Horb - Einen erfolgreichen Wettkampftag haben am Wochenende vier Judoka des Horber Judoclubs beim traditionell vom SV Fellbach ausgetragenen Kappelbergturnier hinter sich gebracht. Die Brüder Eddy und Marco Kempf erkämpften sich einen zweiten und dritten Platz.

Vom Judo Club Horb starteten bei der Jugend U 14 Benjamin Müller in der Gewichtsklasse bis 40 Kilogramm. Der junge Nachwuchskämpfer aus Horb konnte sich bis zum Kampf um Platz drei vorkämpfen. In dem letzten entscheidenden Kampf um die Bronzemedaille musste er sich geschlagen geben und fiel auf den fünften Platz zurück. Auch wenn es zu einer Medaille nicht gereicht hatte, ist dies für Müller als Erfolg zu werten.

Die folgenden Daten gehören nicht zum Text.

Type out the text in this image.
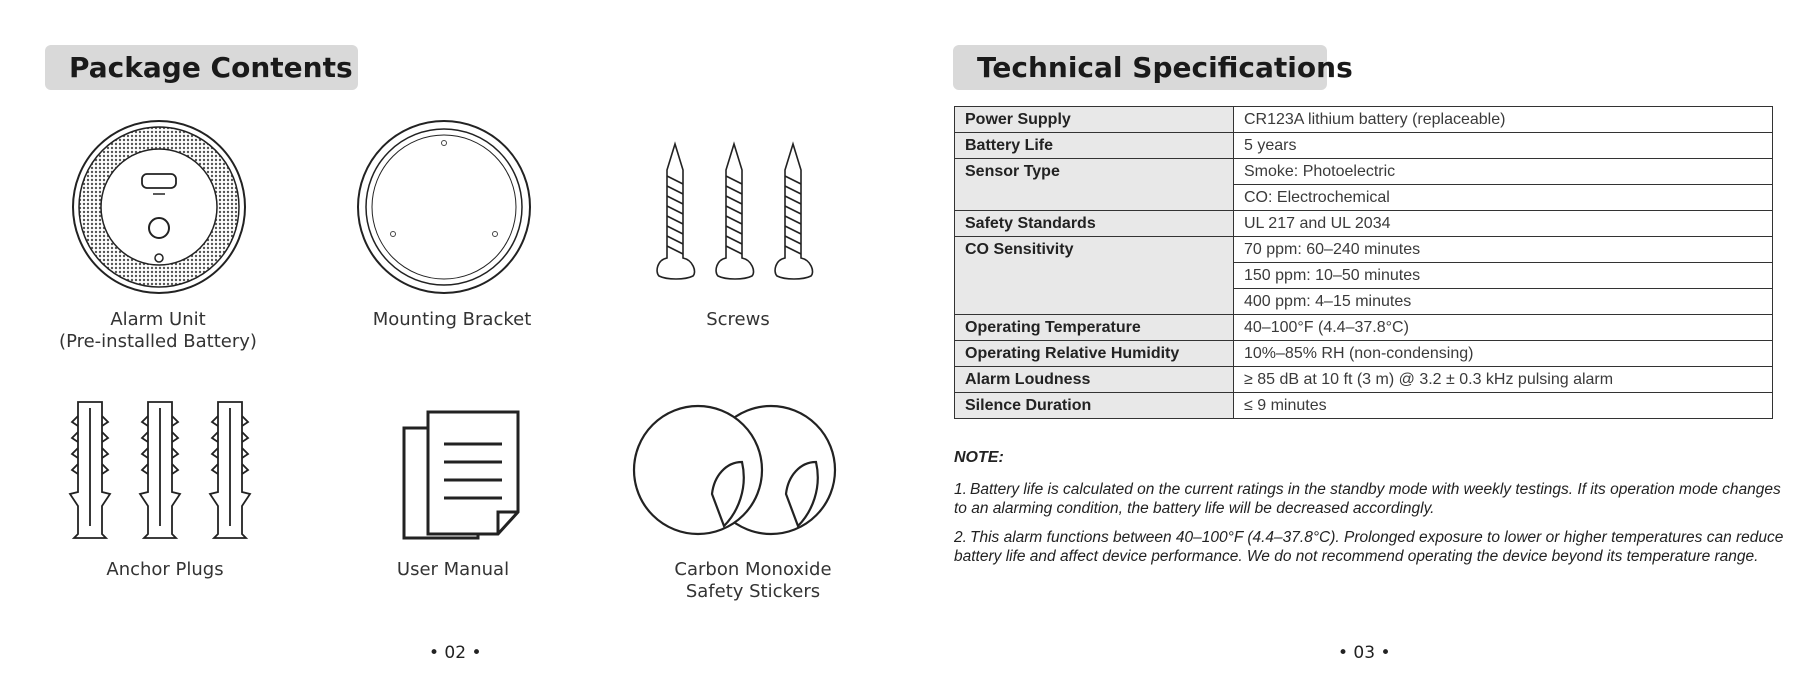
Package Contents
Alarm Unit
(Pre-installed Battery)
Mounting Bracket	Screws
Anchor Plugs	User Manual	Carbon Monoxide
Safety Stickers
• 02 •
Technical Specifications
Power Supply	CR123A lithium battery (replaceable)
Battery Life	5 years
Sensor Type	Smoke: Photoelectric
	CO: Electrochemical
Safety Standards	UL 217 and UL 2034
CO Sensitivity	70 ppm: 60–240 minutes
	150 ppm: 10–50 minutes
	400 ppm: 4–15 minutes
Operating Temperature	40–100°F (4.4–37.8°C)
Operating Relative Humidity	10%–85% RH (non-condensing)
Alarm Loudness	≥ 85 dB at 10 ft (3 m) @ 3.2 ± 0.3 kHz pulsing alarm
Silence Duration	≤ 9 minutes
NOTE:
1. Battery life is calculated on the current ratings in the standby mode with weekly testings. If its operation mode changes to an alarming condition, the battery life will be decreased accordingly.
2. This alarm functions between 40–100°F (4.4–37.8°C). Prolonged exposure to lower or higher temperatures can reduce battery life and affect device performance. We do not recommend operating the device beyond its temperature range.
• 03 •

Bei der Jugend U 17 gingen gleich drei Horber Judoka an den Start. In der Gewichtsklasse bis 55 Kilogramm startete Eddy Kempf, der schon über viel Wettkampferfahrung verfügt. Kempf hatte an diesem Tag Glück und war durch ein Freilos eine Runde weiter. In seiner ersten Begegnung besiegte er Lukas Brauchle vom gastgebenden Verein SV Fellbach, indem er ihn nach einer Wurftechnik im Bodenkampf mit einem Haltegriff bezwingen konnte.

Im Halbfinale hatte Mario Digel von der Sportschule Kustusch keine Chance. Eddy Kempf deklassierte seinen Gegner mit "O-Soto-Gari", einer großen Außensichel. Der Einzug ins Finale war damit geschafft. In der Endrunde stand er Sven Holzwarth vom SV Fellbach gegenüber. Beide Judoka konnten keinen vorzeitigen Sieg erringen und mussten über die volle Kampfzeit gehen. Da Sven Holzwarth in dem kräftezehrenden Kampf eine kleine Wertung erringen konnte, wurde er nach Ablauf der regulären Zeit zum Sieger erklärt. Eddy Kempf war trotz dieser äußerst knappen Niederlage mit seinem zweiten Platz zufrieden.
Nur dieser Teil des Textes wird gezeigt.